Jaap herinnert zich dat hij na school en op zaterdagmiddag met zijn vriend zijn vriend Eddie buiten speelde. Eddie woonde verderop in de Van Ruisdaelstraat. Ze kwamen elkaar vaak tegen op de braakliggende heuvel op de hoek met Nicolaas Maasstraat. Daar haalden ze allerlei kattenkwaad uit, de term die hij terugkijkend gebruikt voor hun onderzoek en spel.

De 17e september was een zonnige zondag. De kerk begon om tien uur. Om 9 uur klonk luchtalarm, maar er was geen vliegtuig te zien of te horen. Na 20 minuten was het voorbij. Ze gingen naar de kerk op de volgende heuvel. Werd er ook daar gepreekt over psalm 91, vertrouwen op God wanneer je in gevaar dreigde te komen? De dienst duurde niet lang. De Heilig Hartkerk stroomde leeg. De mensen gingen vanaf de kruising  in alle richtingen huiswaarts. Onderweg naar huis,  de Rembrandtlaan af en even later de Hobbemastraat omhoog, werden ze overvallen door een nieuw luchtalarm. Ze haastten zich naar binnen, ze moesten de kelder in.

Een diep geronk dreunde boven de daken. De lucht was opeens bevolkt. Ze hoorden vliegtuigen passeren in de verte, eerder dan ze ze zagen, steeds twee achter elkaar: een ronkend toestel voorop, een zweeftoestel erachter. Later kwamen parachutes in de verte naar beneden, zwarte stippen, soldaten, ook spullen? Waren het Engelsen? Amerikanen? Was dit het begin van de bevrijding?

Vader en zoon renden de trappen op naar de zolder. Vanuit het zolderraam hadden ze zicht op het noordwesten. Het luchtafweergeschut dat de Duitsers een paar blokken verder, in de Weissenbruchstraat, hadden opgesteld, hoorden ze blaffen. Er werd geschoten op de vliegtuigen en op de parachutes. Ontelbare vliegtuigen, het ging maar door. Zijn zusje kwam boven. Van beneden klonk de stem van zijn moeder, bezorgd, ze was bang voor brand, voor slachtoffers. Maar tegelijk was deze aanblik een enorme sensatie. Ze kwamen, de geallieerden bezetten de lucht! Een steekvlam van hoop en verwachting.  

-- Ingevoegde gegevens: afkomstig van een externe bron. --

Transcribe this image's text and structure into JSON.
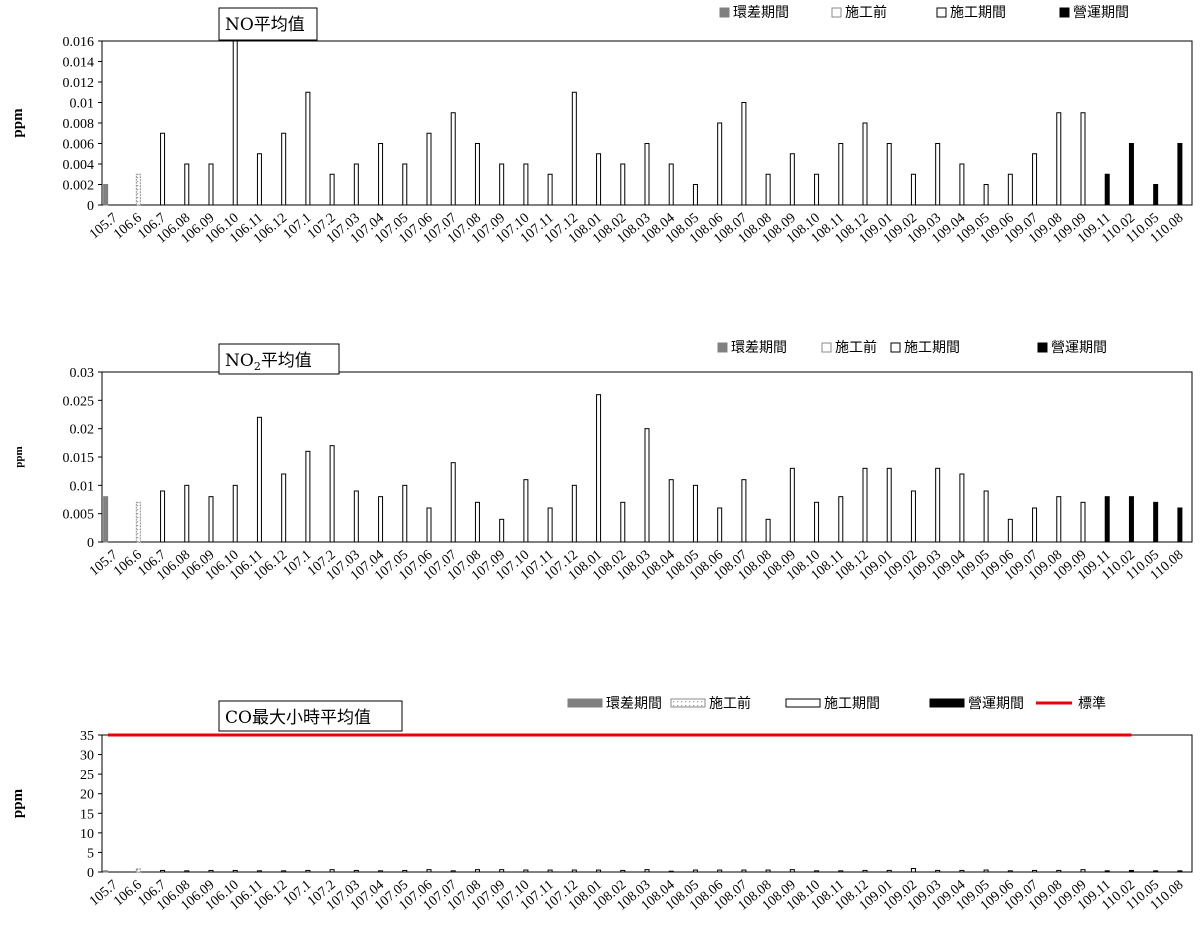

Nieuws was er niet, geen radio, geen krant. Wat ze te weten kwamen, waren geruchten: In de binnenstad werd gebombardeerd en hevig geschoten en waarschijnlijk bij de brug. Hadden de Britten de brug bereikt? Ze hoorden schoten en inslagen. Er waren rookwolken te zien die opstegen uit het zuidoosten, uit het centrum van de stad. Brand, waar zijn moeder zo bang voor was. Een veld van zwarte rook tekende zich af boven de huizen.
Er waren landingen gaande, er werd ook achter de bossen in het noordwesten hevig gevochten. Op het gezicht van zijn vader zag hij hoop, hoop op bevrijding. Misschien wist hij meer. Maar Jaap had geleerd dat hij niet hoefde vragen. Dat was bezetting: wat je zei of liet merken, kon gevaar opleveren. Wie niets weet, kan niets verraden. Hij herinnerde zich ook nog die Koninginnedag, 31 augustus, waarop ze binnenshuis de Nederlandse vlag hadden uitgehangen. En hoe die NSB-er buurman uit de Paulus Potterstraat bij hen had aangebeld om te zeggen dat hij dat door de ramen gezien had en dat het verstandig zou zijn om de boel maar snel in te pakken. Zijn ouders hadden de vlag snel opgeborgen.

Gevechten tussen de Engelsen en de Duitsers, dagenlang, beschietingen, luchtalarm, vliegtuigen boven de bossen, luchtafweergeschut. Ze moesten telkens weer de kelder in, tot het alarm werd afgeblazen. De bevolking hield de adem in. Aan het eind van de straat, over de Zypendaalseweg liep een grauwe stroom mensen met zwaarbepakte fietsen en kinderwagens. Dat waren mensen uit de binnenstad, op zoek naar onderdak. Daar was het haast geen leven meer geweest. Ook bij hem thuis waren gevolgen te merken. Af en toe was er geen stroom. De waterleiding stagneerde. De spanning bleef. En tenslotte kwamen er geruchten die iedereen de adem benamen: geen overwinning. De Duitsers waren niet verslagen"....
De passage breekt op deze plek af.